Je veux dresser ici la liste de toutes les répliques cinglantes que j’aurais aimé faire dans ma vie et que j’ai ratées. Je commence :
– A une certaine Stella, ravissante Américaine de vingt ans aux grands yeux bleu-vide (une rivale en amour, je crois), qui me demandait avec un faux air tourmenté, à moi qui en avais trente-deux : « Comment peut-on supporter de vieillir ? » J’aurais dû répondre avec un regard aigu : « Très bien quand on a quelque chose dans le ciboulot ».

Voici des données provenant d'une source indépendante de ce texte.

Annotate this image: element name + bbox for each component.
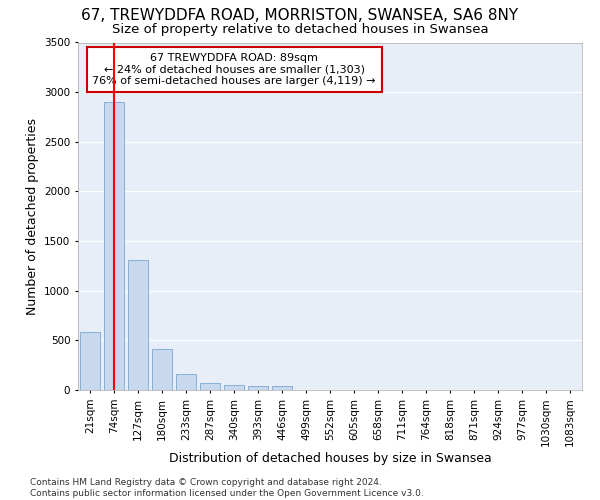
Bar xyxy=(224,384,244,390)
Y-axis label: Number of detached properties: Number of detached properties xyxy=(26,118,38,315)
Bar xyxy=(152,349,172,390)
Bar xyxy=(272,386,292,390)
X-axis label: Distribution of detached houses by size in Swansea: Distribution of detached houses by size … xyxy=(169,452,491,465)
Text: Size of property relative to detached houses in Swansea: Size of property relative to detached ho… xyxy=(112,22,488,36)
Bar xyxy=(200,382,220,390)
Bar xyxy=(248,386,268,390)
Bar xyxy=(104,102,124,390)
Text: 67 TREWYDDFA ROAD: 89sqm
← 24% of detached houses are smaller (1,303)
76% of sem: 67 TREWYDDFA ROAD: 89sqm ← 24% of detach… xyxy=(92,53,376,86)
Bar xyxy=(176,374,196,390)
Bar xyxy=(80,332,100,390)
Text: 67, TREWYDDFA ROAD, MORRISTON, SWANSEA, SA6 8NY: 67, TREWYDDFA ROAD, MORRISTON, SWANSEA, … xyxy=(82,8,518,22)
Text: Contains HM Land Registry data © Crown copyright and database right 2024.
Contai: Contains HM Land Registry data © Crown c… xyxy=(30,478,424,498)
Bar xyxy=(128,260,148,390)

Mais j’ai beau fouiller dans le passé, je n’arrive pas à consigner ici une deuxième réplique que j’aurais manquée : soit que j’aie toujours répondu du tac au tac (ce qui m’étonnerait), soit que l’escalier de mon esprit se dérobe et me laisse trépigner sur le palier. Qu’est-ce que j’aurais dû répondre à oncle Gérard, par exemple (voir billet du 22 juin), qui ne soit pas : “Pauvre con” ? (Ce genre d’interjection fuse parfois de moi comme une roquette). J’aurais pu répondre avec dignité : « Vous êtes bien placé pour savoir qu’on peut tenir quelqu’un pour condamné sans qu’il le soit. » Et j’aurais ajouté une phrase plus incisive que vingt-six ans après je n’arrive toujours pas à lui assener.
Mais je vois que mon esprit d’escalier me conduit à ruminer, que cette rumination me fait sentir encore plus mon esprit d’escalier, et que les fibres de mes pensées s’emmêlent comme les troncs de mon noisetier.